How crazy? Current thinking is Moore's Law is dead. Silicon-based technologies -- just the stuff that runs everything from your mobile phone to the massive data centers operated by Amazon, Google, Microsoft, Facebook and others -- are expected to be good for another five years. State of the art 10 nanometer (nm) chips are expected to start shipping in 2017, with new tricks using different materials and processes to shrink chips down 7nm in 2018 or later, with the end of the road at 5nm processes in 2020.
Image from: breakingenergy.com
For your average cell phone or server, getting only another bump or two of speed and/or better performance per watt may not seem to be a big deal, until you start looking at the trifecta explosion of Big Data, Analytics and Artificial Intelligence (AI). Speed is life for practical applications of the BD/A/AI trinity, so hitting the wall with only two chip generations left would effectively spell an end to the rapid explosion of IT advances we've seen over the past four to five decades.

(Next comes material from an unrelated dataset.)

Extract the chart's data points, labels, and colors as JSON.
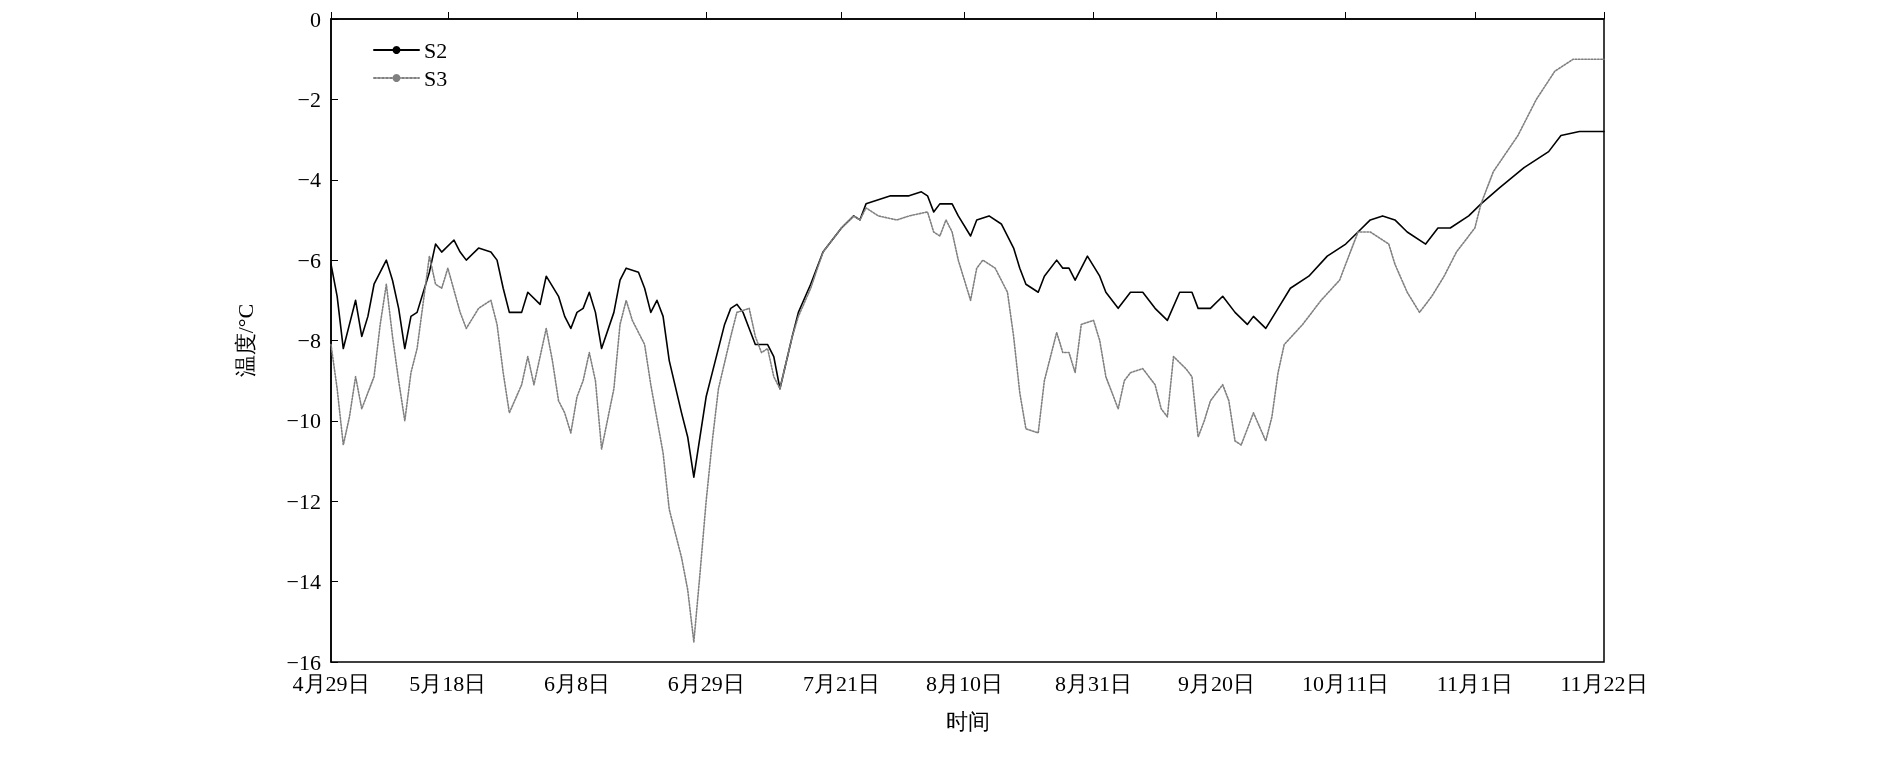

Back in October, DoE's Lawrence Berkeley National Labs built a transistor with a working 1nm gate, using a combination of high-tech carbon nanotubes and relatively low-tech molybdenum disulfide, an engine lubricant sold in auto part shops. The combination of nanotubes and engine lube demonstrated you can build the same type of computing gate used by current silicon, showing that there's more "room at the bottom" the IT industry could effectively use.
The proof of concept demonstration is a long way from figuring out how to pack billions of transistors onto a chip and crank out millions of those chips for commercial use, but Berkeley Labs demonstrated there's a way forward beyond 5nm.
Longer-term research is trying to figure out the mysteries of superconductors. Today, for select applications, you can buy "high-temperature" superconductor (HTS) wire to replace traditional aluminum or copper cabling, with HTS wire transmitting 10 times more power than conventional cables. A lightweight compact DC power superconductor cable can be used to separate power room and server bays for an almost unlimited distance without a voltage drop -- just keep the liquid nitrogen cold.
DoE has poked away at the mysteries of superconducting for decades and among its efforts is funding advanced manufacturing of superconductor wires at the University of Houston and Stony Brook University. Producing better superconductor wire means lower cost cabling and more opportunities to apply the technology -- and its power savings across the board -- into both data centers and high-speed computers.
The holy grail is being able to find materials that are superconductors at room temperature without the use of liquid nitrogen or more extreme cooling solutions, enabling faster and more powerful computers, and dramatically more energy efficient data centers. Researchers around the world have been trying to find a working physics model for how superconductors work, but every time there's a partial answer, someone stumbles across another curve ball. DoE supercomputing power is being used to puzzle out the complexities of superconductors, but the phenomena remains one of the craziest aspects of physics yet to be solved.